A Visit to the Internet Archive

The Internet Archive HQ

A number of us from Ace Monster Toys went to visit the Internet Archive on April 1, 2011. The creator of the DIY Book Scanner, Daniel Reetz, had come into town to meet with people there on, you guessed it, book scanning. As always, he came by Ace Monster Toys when he arrived to take a look at the progress on our own book scanner. He invited me, Myles, Robbie, and others to go with him to the Internet Archive to check out the book scanners that they use for their ongoing book digitizing efforts.

Friday morning, I gathered everyone up in the trusty prius and we drove over to the archive in San Francisco. As you can see above, they’ve taken over a Christian Science church building, which gives the place the kind of regal air that you would expect of an institution dedicated to the public good. We had lunch with the archive’s employees and guests and got to hear a round of introductions and updates on what people had been working on or why they were interested in the archive. The diversity of people there, including visitors from two different universities (I believe), was pretty inspiring. They’d just moved their data center into the building and were excited to be retiring the last of the old servers that week.

After lunch, we were taken next door to check out their book scanning machines. Let’s just say that theirs were built on a whole different scale than our own. In comparison, here is the current image of the one we’ve been working on at AMT:

This is what they’re using at the Internet Archive (with the darkening covers pulled off):

As you can see, there is a little difference in sizing. Their design is much more robust that our own. Of course, other than our cheap cameras, ours has probably cost us $60 or $70 in parts and theirs, when first built many years ago, cost more than $10,000 each. These days, they can probably make them much more cheaply but they are looking to simplify their designs and to also make them much more portable. Our design, based on the work of Daniel and others, is table top and I carry it around the AMT space quite often as we work on it.

We were given a walk through of how they use their scanners.
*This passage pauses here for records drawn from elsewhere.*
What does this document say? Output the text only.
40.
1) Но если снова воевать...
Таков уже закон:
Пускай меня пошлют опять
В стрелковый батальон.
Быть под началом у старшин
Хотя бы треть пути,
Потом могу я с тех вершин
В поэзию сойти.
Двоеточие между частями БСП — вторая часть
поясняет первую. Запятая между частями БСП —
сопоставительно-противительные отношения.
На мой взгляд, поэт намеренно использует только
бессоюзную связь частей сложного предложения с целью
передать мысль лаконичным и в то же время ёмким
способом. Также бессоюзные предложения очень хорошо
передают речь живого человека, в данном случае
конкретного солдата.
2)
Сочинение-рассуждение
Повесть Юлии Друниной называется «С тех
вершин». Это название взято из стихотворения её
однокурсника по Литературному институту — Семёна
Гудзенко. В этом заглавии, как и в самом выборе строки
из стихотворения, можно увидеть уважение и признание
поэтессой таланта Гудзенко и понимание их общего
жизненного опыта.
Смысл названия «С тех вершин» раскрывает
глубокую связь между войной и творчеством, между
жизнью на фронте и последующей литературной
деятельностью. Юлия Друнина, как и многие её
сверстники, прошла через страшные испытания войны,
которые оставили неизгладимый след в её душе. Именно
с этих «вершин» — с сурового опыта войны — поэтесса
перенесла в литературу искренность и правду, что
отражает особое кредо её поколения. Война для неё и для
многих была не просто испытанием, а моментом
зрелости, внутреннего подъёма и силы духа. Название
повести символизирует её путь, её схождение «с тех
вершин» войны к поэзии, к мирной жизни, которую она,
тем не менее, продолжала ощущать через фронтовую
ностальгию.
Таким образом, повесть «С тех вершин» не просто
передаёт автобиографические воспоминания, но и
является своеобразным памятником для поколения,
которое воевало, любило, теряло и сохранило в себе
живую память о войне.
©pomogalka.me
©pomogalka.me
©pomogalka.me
Myles and Daniel had a number of engineering questions as the weakest link in most book scanner designs is the platen that we use to hold pages spread for the photos. The Internet Archive’s design is elegant and a thing of beauty, as you can see, and we took many pictures so we can reference things as we try to figure out a way to make our own design better.

One of the things that Myles and I have spoken about a bit, and he’s been conferring with Daniel on this also, is coming up with practical ways to make DIY Book Scanner kits. These kits would include (potentially) the parts for the platen (which is the most complex), and plans and some parts for assembling the rest of the scanner out of standard materials that you can get at a hardware store. We’re still very much in the idea stage but it is goal in our thinking as we work on our scanner. We’re already planning to redo the platen on ours as soon as we figure out what we want to do as it is has some issues (though it works).

It was rather cool to get a chance to go out to the Internet Archive, see what they are doing, and meet a group of people that are really working to benefit everyone rather than enrich a series of investors. There is a phenomenal body of ephemeral materials in the world, be they books in local languages dating back hundreds of years, records in war zones, home movies and films, even television and other popular media of recent decades. Much of this material will be lost if people do not work to preserve it but it is the kind of thing for which universities have lost much of their funding. The Internet Archive seems to be pretty well focused on this problem, along with the ephemeral nature of the Internet.

I’ve put a photo set of the pictures that I took (mostly of their book scanners) up on flickr for those interested.